D. – Torno a ripetere che all’inizio di questa crisi, esattamente il 10 dicembre 2012, l’imam, il pastore e io stesso, ci siamo ritrovati insieme per denunciare l’utilizzo, la manipolazione, la strumentalizzazione dei fatti religiosi per fini politici. Non è cambiato niente di uno iota dal 2012: siamo sempre su quella linea. Se guardiamo bene chi tira la corda non è mai l’imam, né un pastore, né un prete. Sono quelli che vogliono il posto di ministro, che vogliono il potere. Abbiamo visto il risultato. All’inizio si diceva: cristiani contro musulmani. Alla fine, cosa è successo? A Bangui chi ha preso il potere? Non è il vescovo che è a capo del Paese, né un imam o un pastore: è un uomo politico. Bisogna saper mettere le parole dietro la realtà.

R. – Lei crede che i belligeranti siano in grado di far tacere le armi e negoziare?

D. – Non ci sono altre alternative. Presto o tardi, bisogna costituire un solo popolo, una sola nazione, una sola patria; ma questo non può accadere in un giorno, in due giorni: serviranno mesi e anni e noi vogliamo che ci siano i costruttori di questo nuovo mondo. Ecco perché non ci stanchiamo di parlare ai cuori, perché cambino, perché prendano coscienza che c’è un mondo nuovo da costruire.

D. – Secondo lei, i centrafricani possono sperare di risolvere da soli questi problemi?

R. – La comunità internazionale non può restare indifferente di fronte a quello che accade. Non vogliamo che il Centrafrica diventi il “covo” di questi banditi di lungo corso. In tutti i Paesi intorno, i sei Paesi, se nessuno si muove e rimane a guardare questa situazione che peggiora, presto o tardi i ribelli si sposteranno dal Centrafrica per riversarsi in quei Paesi; quando avranno finito di distruggere, andranno a distruggere in un altro posto. Perché queste persone vengono “allevate” e istruite solo per fare questo. E’ necessario chiedere aiuto al prossimo: non si può pensare che il singolo abbia una soluzione. No. Serve anche il più piccolo aiuto. Ed ecco perché il contributo di tutti è benvenuto per sollevare questo Paese e permettere alla Repubblica Centrafricana di sedersi tra le nazioni e di essere considerato come un Paese frequentabile.

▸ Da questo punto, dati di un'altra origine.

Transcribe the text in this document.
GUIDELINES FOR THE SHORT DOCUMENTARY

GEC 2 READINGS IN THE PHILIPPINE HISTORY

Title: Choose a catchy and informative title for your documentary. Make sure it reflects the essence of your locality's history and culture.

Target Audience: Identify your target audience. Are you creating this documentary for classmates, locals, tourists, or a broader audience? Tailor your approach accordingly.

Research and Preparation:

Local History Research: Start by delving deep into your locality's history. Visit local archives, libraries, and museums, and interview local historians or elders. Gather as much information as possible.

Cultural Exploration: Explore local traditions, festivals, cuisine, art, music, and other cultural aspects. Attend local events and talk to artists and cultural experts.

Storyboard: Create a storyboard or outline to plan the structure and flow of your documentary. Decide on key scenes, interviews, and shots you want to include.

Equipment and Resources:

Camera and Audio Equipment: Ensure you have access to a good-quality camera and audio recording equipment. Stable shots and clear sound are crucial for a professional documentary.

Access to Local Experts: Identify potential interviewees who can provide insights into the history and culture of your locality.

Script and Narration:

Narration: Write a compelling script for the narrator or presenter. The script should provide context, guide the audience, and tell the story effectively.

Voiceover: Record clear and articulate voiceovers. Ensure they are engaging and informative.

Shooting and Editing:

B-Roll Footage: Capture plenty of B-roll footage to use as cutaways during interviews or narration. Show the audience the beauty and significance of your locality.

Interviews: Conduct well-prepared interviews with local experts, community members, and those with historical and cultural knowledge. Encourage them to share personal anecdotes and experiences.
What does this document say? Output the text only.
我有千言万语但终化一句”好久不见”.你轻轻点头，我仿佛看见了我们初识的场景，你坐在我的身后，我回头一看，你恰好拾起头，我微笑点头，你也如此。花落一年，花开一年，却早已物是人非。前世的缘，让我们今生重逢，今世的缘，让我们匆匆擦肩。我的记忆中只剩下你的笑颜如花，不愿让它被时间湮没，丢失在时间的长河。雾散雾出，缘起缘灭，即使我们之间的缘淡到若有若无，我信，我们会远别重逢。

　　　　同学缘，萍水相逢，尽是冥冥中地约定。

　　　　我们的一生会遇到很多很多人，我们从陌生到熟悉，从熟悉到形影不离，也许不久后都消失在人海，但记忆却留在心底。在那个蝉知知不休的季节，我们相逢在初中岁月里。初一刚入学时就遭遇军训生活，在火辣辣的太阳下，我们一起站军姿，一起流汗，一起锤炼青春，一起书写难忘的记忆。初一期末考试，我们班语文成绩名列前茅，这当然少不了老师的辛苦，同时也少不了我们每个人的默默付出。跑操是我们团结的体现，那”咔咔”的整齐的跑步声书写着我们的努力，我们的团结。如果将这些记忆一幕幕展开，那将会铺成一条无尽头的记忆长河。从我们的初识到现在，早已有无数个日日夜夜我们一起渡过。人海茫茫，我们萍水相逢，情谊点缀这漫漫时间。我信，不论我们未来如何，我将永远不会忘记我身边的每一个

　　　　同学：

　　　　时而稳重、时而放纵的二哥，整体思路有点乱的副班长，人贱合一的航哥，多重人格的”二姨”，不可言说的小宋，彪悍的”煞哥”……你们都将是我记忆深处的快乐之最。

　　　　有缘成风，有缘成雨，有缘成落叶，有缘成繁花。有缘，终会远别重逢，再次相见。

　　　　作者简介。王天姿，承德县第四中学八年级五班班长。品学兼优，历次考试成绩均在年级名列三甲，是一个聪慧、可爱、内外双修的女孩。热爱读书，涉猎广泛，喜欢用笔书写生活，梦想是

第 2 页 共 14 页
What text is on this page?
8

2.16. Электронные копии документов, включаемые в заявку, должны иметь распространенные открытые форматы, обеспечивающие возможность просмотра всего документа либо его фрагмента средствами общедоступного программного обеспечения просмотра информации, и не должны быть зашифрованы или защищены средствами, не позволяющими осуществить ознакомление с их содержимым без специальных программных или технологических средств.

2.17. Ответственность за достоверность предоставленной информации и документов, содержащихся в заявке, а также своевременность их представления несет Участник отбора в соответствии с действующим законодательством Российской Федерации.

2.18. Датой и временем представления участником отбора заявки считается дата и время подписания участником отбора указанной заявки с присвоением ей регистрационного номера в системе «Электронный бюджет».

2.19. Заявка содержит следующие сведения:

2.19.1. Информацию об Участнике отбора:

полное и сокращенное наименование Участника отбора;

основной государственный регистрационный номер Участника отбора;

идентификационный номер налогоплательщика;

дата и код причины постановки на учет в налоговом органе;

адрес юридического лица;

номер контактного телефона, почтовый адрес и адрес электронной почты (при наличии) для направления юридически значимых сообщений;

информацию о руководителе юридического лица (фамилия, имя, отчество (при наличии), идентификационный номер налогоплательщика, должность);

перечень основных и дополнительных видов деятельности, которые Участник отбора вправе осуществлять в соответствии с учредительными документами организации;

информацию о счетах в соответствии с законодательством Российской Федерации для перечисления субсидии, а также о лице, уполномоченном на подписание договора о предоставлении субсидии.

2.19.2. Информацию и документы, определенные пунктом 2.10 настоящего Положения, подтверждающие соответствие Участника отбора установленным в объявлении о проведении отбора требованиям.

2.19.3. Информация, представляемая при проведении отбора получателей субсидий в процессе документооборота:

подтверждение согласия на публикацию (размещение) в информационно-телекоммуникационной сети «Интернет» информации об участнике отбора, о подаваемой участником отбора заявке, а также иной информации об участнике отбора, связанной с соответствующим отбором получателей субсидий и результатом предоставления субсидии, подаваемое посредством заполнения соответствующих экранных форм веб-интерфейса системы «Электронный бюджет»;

R. – Lei è preoccupato per i bambini e gli adolescenti che a causa di queste violenze e di questa guerra civile non possono continuare ad andare a scuola, semplicemente perché la strada è a rischio o perché le scuole sono chiuse?

R. – Alcuni giovani sono preda facile dei ribelli, ecco perché vorrei che la scuola e l’educazione riprendessero perché il posto di un bambino è a scuola, non con un’arma in mano per sparare. Il suo posto non è al fronte come soldato, come carne da fucile: il suo posto è sui banchi di scuola per poter un giorno scoprire chi è lui stesso, chi è l’altro, l’umanità e vivere e costruire un mondo nuovo. Ci sono però persone che spesso, per i loro interessi, deformano o addirittura deviano la coscienza di questi bambini mettendo loro in mano delle armi o drogandoli portandoli su strade malsane; noi pensiamo che non possiamo continuare a sacrificare la gioventù. Serve un sussulto da parte degli adulti che siano responsabili, che si impegnino a cambiare le cose.